-
Notifications
You must be signed in to change notification settings - Fork 108
Description
Problem
Tried to reproduce Qwen3-14B training (#530) on 8x B300 SXM6 (275GB). The Docker image radixark/miles:latest doesn't work on B300 because the bundled ptxas doesn't know about sm_103a.
What works
- Docker pull, git pull, pip install — all fine
- Weight conversion (
convert_hf_to_torch_dist.py) — completes successfully, 14.77B params loaded and saved - Ray cluster startup + Megatron model loading — fine
What breaks
SGLang engine startup fails. I hit three issues in sequence:
1. TP memory imbalance check (workaround exists)
In colocate mode, Megatron loads first and takes GPU memory. SGLang then sees uneven memory across GPUs and refuses to start:
RuntimeError: The memory capacity is unbalanced.
min_per_gpu_memory=101.79, local_gpu_memory=265.55, local_gpu_memory * 0.9=238.99
miles sets SGLANG_DISABLE_TP_MEMORY_INBALANCE_CHECK=true, but the current SGLang version checks SGLANG_ENABLE_TP_MEMORY_INBALANCE_CHECK instead (defaults to true).

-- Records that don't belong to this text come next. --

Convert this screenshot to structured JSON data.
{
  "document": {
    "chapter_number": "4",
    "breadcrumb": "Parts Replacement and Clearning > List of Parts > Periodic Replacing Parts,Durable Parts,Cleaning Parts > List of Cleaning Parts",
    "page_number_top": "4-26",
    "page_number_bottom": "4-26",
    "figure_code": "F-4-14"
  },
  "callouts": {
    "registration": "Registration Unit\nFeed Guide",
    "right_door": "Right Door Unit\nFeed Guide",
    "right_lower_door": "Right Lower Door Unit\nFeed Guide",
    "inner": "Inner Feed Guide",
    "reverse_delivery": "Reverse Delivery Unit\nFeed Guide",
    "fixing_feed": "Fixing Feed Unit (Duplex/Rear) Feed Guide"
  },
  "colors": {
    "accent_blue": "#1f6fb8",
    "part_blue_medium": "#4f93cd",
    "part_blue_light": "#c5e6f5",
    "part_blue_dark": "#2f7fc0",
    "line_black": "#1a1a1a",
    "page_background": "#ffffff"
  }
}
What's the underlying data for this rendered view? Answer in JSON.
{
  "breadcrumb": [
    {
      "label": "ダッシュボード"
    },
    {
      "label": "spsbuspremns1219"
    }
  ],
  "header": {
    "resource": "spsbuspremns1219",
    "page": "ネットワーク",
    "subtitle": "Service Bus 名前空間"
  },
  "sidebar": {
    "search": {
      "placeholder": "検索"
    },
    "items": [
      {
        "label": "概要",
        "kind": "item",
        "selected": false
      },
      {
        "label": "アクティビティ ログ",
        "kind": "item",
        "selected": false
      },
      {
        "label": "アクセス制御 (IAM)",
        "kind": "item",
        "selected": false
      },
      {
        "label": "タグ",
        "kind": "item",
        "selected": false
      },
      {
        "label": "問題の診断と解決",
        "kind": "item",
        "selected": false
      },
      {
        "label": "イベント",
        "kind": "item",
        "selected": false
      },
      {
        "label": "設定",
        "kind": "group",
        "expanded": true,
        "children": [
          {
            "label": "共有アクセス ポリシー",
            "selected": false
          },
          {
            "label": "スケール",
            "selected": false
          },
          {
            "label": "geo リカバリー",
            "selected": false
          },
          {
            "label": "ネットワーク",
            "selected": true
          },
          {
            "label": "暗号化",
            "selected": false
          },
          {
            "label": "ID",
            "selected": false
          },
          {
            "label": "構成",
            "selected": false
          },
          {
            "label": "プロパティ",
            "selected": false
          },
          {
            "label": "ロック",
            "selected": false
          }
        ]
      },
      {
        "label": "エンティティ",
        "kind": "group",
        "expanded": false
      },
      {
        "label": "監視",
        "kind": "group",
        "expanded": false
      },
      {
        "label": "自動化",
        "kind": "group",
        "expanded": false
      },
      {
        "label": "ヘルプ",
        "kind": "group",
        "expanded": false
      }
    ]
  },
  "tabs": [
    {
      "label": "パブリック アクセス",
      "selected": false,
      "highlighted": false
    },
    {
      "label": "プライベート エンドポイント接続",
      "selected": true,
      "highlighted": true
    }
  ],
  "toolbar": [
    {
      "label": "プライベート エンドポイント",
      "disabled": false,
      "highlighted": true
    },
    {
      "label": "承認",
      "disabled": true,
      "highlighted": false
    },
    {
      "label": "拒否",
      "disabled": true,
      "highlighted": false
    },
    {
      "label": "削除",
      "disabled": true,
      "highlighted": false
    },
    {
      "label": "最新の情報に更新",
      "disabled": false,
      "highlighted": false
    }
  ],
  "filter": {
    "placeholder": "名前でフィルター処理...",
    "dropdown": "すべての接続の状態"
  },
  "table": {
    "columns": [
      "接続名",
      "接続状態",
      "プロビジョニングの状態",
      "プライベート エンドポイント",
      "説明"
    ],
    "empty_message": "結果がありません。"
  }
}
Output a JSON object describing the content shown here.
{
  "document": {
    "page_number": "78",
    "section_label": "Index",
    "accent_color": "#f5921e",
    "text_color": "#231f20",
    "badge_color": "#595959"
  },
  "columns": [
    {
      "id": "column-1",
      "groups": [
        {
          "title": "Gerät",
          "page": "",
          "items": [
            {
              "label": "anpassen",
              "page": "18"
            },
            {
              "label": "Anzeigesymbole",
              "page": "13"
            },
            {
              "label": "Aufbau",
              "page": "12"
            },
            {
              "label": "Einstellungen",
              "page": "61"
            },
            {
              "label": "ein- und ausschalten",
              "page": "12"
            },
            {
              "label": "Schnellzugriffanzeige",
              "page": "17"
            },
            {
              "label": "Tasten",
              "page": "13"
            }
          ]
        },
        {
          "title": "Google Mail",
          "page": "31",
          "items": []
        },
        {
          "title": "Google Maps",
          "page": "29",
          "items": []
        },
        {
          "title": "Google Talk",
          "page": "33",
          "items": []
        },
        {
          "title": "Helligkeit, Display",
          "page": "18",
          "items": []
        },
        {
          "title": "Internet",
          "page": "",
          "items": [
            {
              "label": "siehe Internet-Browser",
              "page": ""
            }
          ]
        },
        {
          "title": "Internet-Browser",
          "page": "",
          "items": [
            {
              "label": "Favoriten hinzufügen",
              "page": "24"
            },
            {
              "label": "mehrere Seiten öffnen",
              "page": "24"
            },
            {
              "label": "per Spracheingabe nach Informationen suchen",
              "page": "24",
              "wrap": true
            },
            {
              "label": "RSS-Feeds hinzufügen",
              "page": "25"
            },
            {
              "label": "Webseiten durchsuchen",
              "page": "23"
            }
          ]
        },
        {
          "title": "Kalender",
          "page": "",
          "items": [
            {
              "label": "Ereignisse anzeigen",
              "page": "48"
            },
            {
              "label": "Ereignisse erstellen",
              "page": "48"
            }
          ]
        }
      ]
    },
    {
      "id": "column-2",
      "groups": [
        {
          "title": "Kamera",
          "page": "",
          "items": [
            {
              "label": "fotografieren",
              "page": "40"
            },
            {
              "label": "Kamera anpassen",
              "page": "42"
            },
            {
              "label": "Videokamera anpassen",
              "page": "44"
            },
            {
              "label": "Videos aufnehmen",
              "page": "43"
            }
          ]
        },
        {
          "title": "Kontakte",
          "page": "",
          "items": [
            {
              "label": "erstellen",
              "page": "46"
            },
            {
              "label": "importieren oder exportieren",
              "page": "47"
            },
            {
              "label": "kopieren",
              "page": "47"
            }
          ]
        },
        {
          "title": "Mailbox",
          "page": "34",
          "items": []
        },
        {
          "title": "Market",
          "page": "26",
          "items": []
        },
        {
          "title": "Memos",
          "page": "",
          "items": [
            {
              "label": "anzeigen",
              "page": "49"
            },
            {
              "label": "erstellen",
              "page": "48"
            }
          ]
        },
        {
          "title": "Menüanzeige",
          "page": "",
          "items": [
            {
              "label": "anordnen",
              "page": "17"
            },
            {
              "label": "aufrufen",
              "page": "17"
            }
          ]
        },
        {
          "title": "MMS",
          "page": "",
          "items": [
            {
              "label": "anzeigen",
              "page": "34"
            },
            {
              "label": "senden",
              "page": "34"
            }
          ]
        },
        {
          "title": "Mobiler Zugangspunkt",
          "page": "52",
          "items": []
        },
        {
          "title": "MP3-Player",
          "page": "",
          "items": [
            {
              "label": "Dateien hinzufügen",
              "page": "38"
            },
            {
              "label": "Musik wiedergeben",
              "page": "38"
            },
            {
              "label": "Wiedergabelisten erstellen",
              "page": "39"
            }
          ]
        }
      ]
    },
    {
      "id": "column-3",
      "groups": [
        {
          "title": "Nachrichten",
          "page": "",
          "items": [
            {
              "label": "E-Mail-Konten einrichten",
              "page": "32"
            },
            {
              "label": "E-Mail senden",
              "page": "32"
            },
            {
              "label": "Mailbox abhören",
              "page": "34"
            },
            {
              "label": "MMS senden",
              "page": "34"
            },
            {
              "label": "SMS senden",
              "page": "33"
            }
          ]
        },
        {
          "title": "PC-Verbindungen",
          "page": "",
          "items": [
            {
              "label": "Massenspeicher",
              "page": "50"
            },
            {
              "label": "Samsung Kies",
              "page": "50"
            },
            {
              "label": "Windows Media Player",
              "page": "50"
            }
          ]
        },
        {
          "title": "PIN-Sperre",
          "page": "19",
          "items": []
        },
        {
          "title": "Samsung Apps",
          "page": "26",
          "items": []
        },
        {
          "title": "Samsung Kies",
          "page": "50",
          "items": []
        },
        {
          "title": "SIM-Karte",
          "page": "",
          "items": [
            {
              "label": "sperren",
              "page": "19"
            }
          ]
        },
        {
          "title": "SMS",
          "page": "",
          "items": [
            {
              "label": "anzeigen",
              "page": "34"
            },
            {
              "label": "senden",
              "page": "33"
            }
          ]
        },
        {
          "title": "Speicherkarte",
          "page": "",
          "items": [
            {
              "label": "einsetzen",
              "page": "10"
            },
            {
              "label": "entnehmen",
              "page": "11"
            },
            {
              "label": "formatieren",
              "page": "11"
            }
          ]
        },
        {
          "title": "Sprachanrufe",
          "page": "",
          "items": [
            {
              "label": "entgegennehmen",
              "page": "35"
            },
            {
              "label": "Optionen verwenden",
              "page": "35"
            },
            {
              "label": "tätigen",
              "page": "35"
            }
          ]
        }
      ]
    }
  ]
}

The old env var is deprecated and no longer controls the behavior.
Workaround: add "SGLANG_ENABLE_TP_MEMORY_INBALANCE_CHECK": "false" to the runtime env.
2. CUDA graph capture fails (workaround exists)
After bypassing (1), Triton fails to compile kernels during CUDA graph capture:
NoTritonConfigsError: No valid triton configs. PTXASError: PTXAS error: Internal Triton PTX codegen error
Workaround: --sglang-disable-cuda-graph
3. ptxas does not support sm_103a (no workaround)
After bypassing (1) and (2), SGLang still crashes because core Triton kernels (e.g. alloc_extend_kernel in the memory allocator) also fail to compile:
ptxas fatal : Value 'sm_103a' is not defined for option 'gpu-name'
This is the bundled ptxas inside the Triton package, not the system one. There's no script-level workaround for this.
Environment
- 8x NVIDIA B300 SXM6 AC, 275GB each
radixark/miles:latest(sha256:6e467519505da8407f8c33e3c5ec622c0cc4e6e0929102efe34f8415940caf06)- Triton ptxas path:
/usr/local/lib/python3.12/dist-packages/triton/backends/nvidia/bin/ptxas
Notes
- This blocks all models on B300, not just 14B.
- Issue (1) about the deprecated env var seems like a miles-side bug that affects all GPUs in colocate mode — worth fixing separately regardless of B300 support.